À l’occasion de la Journée Internationale des Femmes Juges, célébrée chaque année le 10 mars, les Nations-Unies rappellent l’importance de la représentation des femmes dans le système judiciaire. Selon l’organisation internationale, la présence de femmes juges constitue un élément essentiel pour garantir une justice plus équitable, capable de représenter l’ensemble des citoyens et de répondre à leurs préoccupations. Au-delà de leur rôle institutionnel, les femmes magistrates contribuent également à renforcer la légitimité des tribunaux en envoyant un signal clair : la justice doit être accessible à tous.

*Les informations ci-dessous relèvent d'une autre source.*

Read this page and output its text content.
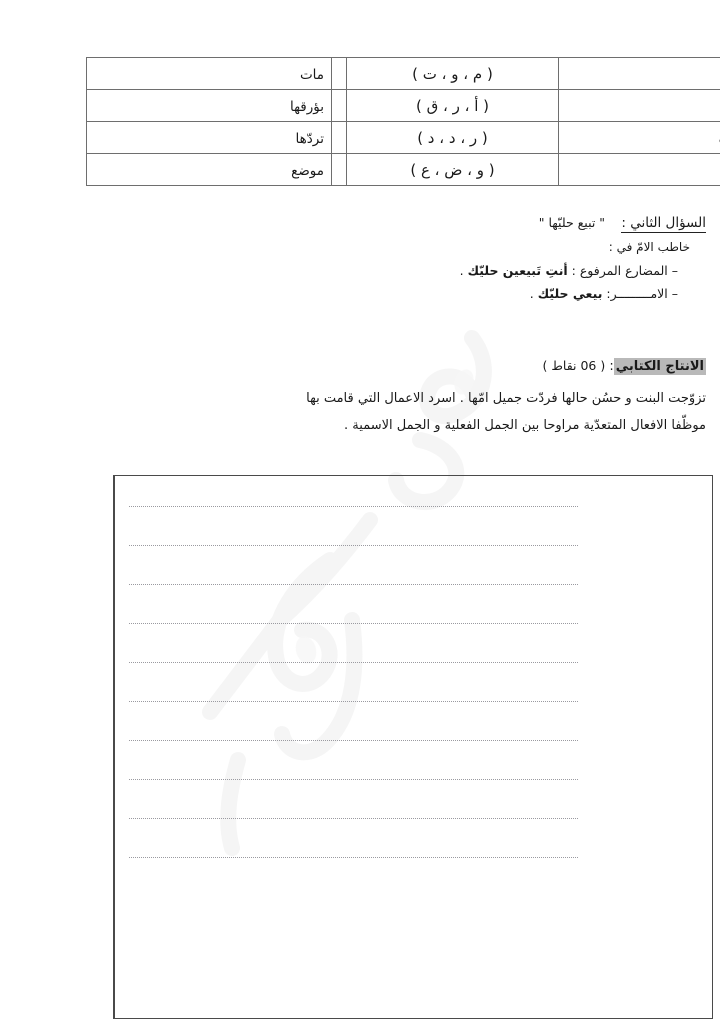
	( م ، و ، ت )		مات
	( أ ، ر ، ق )		بؤرقها
	( ر ، د ، د )		تردّها
	( و ، ض ، ع )		موضع
السؤال الثاني : " تبيع حليّها "
خاطب الامّ في :
– المضارع المرفوع : أنتِ تَبيعين حليّك .
– الامـــــــــر: بيعي حليّك .
الانتاج الكتابي: ( 06 نقاط )
تزوّجت البنت و حسُن حالها فردّت جميل امّها . اسرد الاعمال التي قامت بها
موظّفا الافعال المتعدّية مراوحا بين الجمل الفعلية و الجمل الاسمية .
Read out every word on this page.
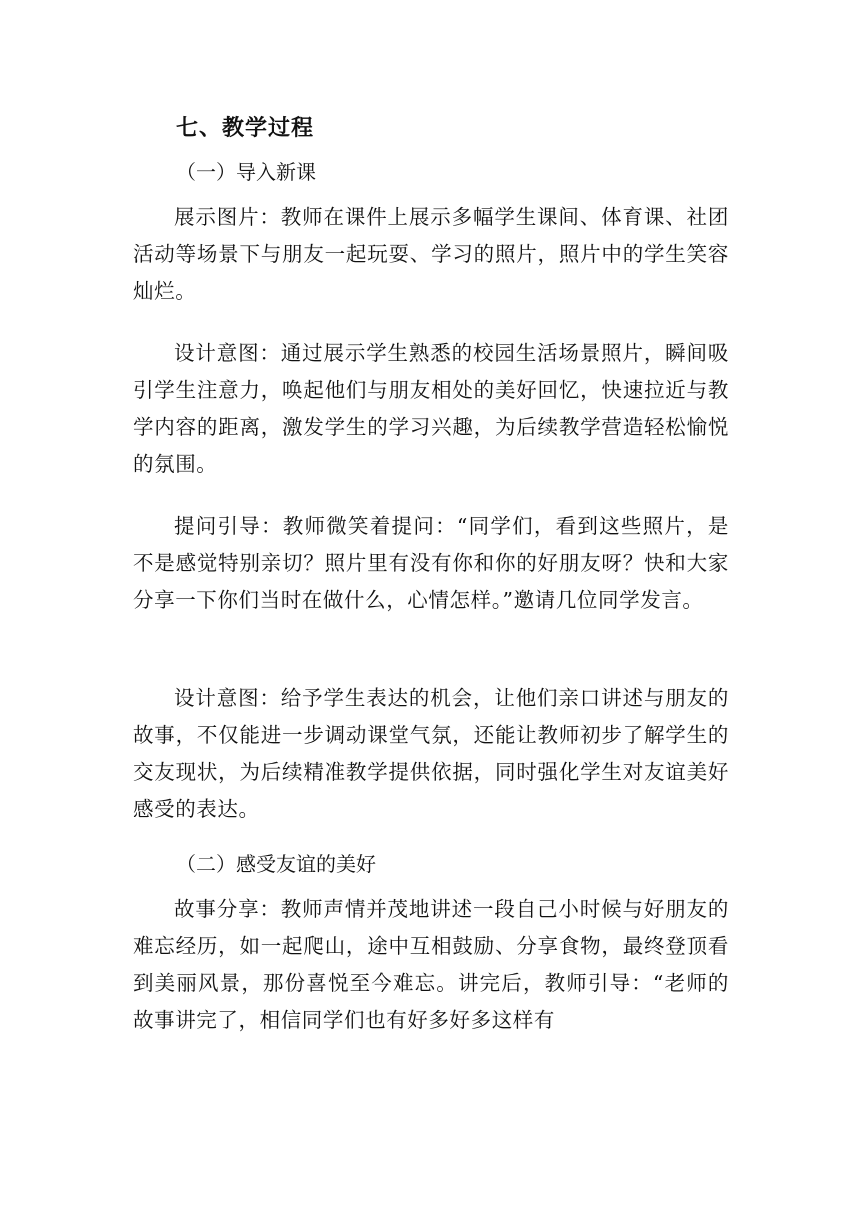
七、教学过程
（一）导入新课

展示图片：教师在课件上展示多幅学生课间、体育课、社团活动等场景下与朋友一起玩耍、学习的照片，照片中的学生笑容灿烂。

设计意图：通过展示学生熟悉的校园生活场景照片，瞬间吸引学生注意力，唤起他们与朋友相处的美好回忆，快速拉近与教学内容的距离，激发学生的学习兴趣，为后续教学营造轻松愉悦的氛围。

提问引导：教师微笑着提问：“同学们，看到这些照片，是不是感觉特别亲切？照片里有没有你和你的好朋友呀？快和大家分享一下你们当时在做什么，心情怎样。”邀请几位同学发言。

设计意图：给予学生表达的机会，让他们亲口讲述与朋友的故事，不仅能进一步调动课堂气氛，还能让教师初步了解学生的交友现状，为后续精准教学提供依据，同时强化学生对友谊美好感受的表达。

（二）感受友谊的美好

故事分享：教师声情并茂地讲述一段自己小时候与好朋友的难忘经历，如一起爬山，途中互相鼓励、分享食物，最终登顶看到美丽风景，那份喜悦至今难忘。讲完后，教师引导：“老师的故事讲完了，相信同学们也有好多好多这样有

L’ONU souligne que l’intégration des femmes dans des espaces judiciaires dont elles ont longtemps été exclues représente une avancée majeure vers des institutions plus transparentes, inclusives et représentatives. Leur présence permet d’élargir les perspectives dans les décisions judiciaires et d’améliorer la confiance du public dans l’appareil judiciaire. À travers cette journée, l’organisation réaffirme la nécessité pour les États de développer des stratégies concrètes afin de promouvoir les femmes à des postes de responsabilité au sein des institutions judiciaires.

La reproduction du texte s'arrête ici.